I used to think being trans meant I had something to prove—that I needed to affirm an identity loud enough for it to stick. Somewhere between the test-maxxers, the pink-and-blue flags, and the identity politics, I lost myself in the performance of visibility.
But transition wasn’t a costume change. It was construction project. It fixed what was broken. It gave me back my health, my focus, my career, my peace. And in doing so, it reminded me that my identity doesn’t need to be argued for—it just needs to be lived well.
That’s what this post is about.
Because for a lot of people, transition becomes the peak of the story. A final line in the narrative. But the truth is, it isn’t the end of anything—it’s a foundation. The beginning of everything else. And once you’ve laid it? You still have to decide what you’re going to build.
I used to think being transgender was the end of something. A destination. A final chapter. But the truth is, transition wasn’t a period at the end of a sentence—it was a doorway. And stepping through it? That was just the beginning.

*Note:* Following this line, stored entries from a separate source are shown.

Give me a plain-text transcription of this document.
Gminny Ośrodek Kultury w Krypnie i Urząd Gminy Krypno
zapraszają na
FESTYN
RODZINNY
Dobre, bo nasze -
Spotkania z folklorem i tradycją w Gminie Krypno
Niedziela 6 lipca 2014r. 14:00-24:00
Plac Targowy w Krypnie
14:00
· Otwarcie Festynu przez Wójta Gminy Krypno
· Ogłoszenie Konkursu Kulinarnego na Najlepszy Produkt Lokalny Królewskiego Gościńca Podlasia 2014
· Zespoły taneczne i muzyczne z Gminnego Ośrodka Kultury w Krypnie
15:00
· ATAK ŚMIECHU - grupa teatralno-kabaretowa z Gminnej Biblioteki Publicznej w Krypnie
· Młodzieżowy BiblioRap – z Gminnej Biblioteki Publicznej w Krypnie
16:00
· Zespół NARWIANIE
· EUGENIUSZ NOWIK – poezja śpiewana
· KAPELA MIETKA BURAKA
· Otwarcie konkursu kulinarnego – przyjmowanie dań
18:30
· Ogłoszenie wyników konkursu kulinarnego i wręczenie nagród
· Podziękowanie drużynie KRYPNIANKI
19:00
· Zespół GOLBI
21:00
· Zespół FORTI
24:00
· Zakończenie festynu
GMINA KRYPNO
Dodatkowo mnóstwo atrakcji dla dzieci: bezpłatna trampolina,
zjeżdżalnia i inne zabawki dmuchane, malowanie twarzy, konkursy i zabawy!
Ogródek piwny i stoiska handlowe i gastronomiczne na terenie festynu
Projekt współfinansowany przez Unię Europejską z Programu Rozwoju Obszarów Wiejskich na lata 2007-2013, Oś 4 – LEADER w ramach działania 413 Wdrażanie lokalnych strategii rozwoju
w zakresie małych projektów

What I’ve noticed—and maybe you have too—is that there’s a strange kind of pause that happens when you’ve “figured out” your identity. Like the whole world has been turned upside down, re-labeled, re-mapped, and now that the internal compass reads true north again… you just stop walking. You set up camp in "transgender" and forget that you ever planned to go further.
But the thing is—this can’t be the destination.
If you’re reading this and you’re transgender, I’ve got questions for you:
Because listen—I’m not just transgender. That’s not even the most interesting thing about me. I’ve always been a carpenter. A musician. A thinker. A storyteller. Did you know I know how to make fireworks? See, why haven't I ever said anything about that? Transition was a necessary piece of my puzzle, sure, but it wasn’t the full picture. It was just the part that let the rest of me breathe again.
And now that I’m breathing? I’m building.
Transition Is Not a Brand
Here’s where I think some of us get stuck: we spent so long trying to be seen, we forgot to be everything else we are. Somewhere in the fight for visibility, we started mistaking it for a goal. I feel like I have seen a mindset at times of "I refuse to be happy until I feel seen" and my question is.. why wait for that? Is that really.. good for you?
Visibility is just exposure. What people see is only what you show.
If I want to be seen as more than a transgender person, then it’s on me to represent everything else I am. People will see I’m transgender—that’s fine. But what they remember will come from how I spend my time, what I build, how I treat people, and what I add to the world.
Ask Yourself This:
What do I really offer to people who are not like me?
We expect other people to answer that question with their actions. But we’re not exempt from answering it ourselves.
This isn’t about hiding who we are. It’s about expanding it. It’s about not settling for one dimension of your identity when you were born to be a whole person.
So if you're transgender like me, ask yourself again: now that you’ve transitioned…
Then what happened?
Because you still get to write that part. And I hope you do.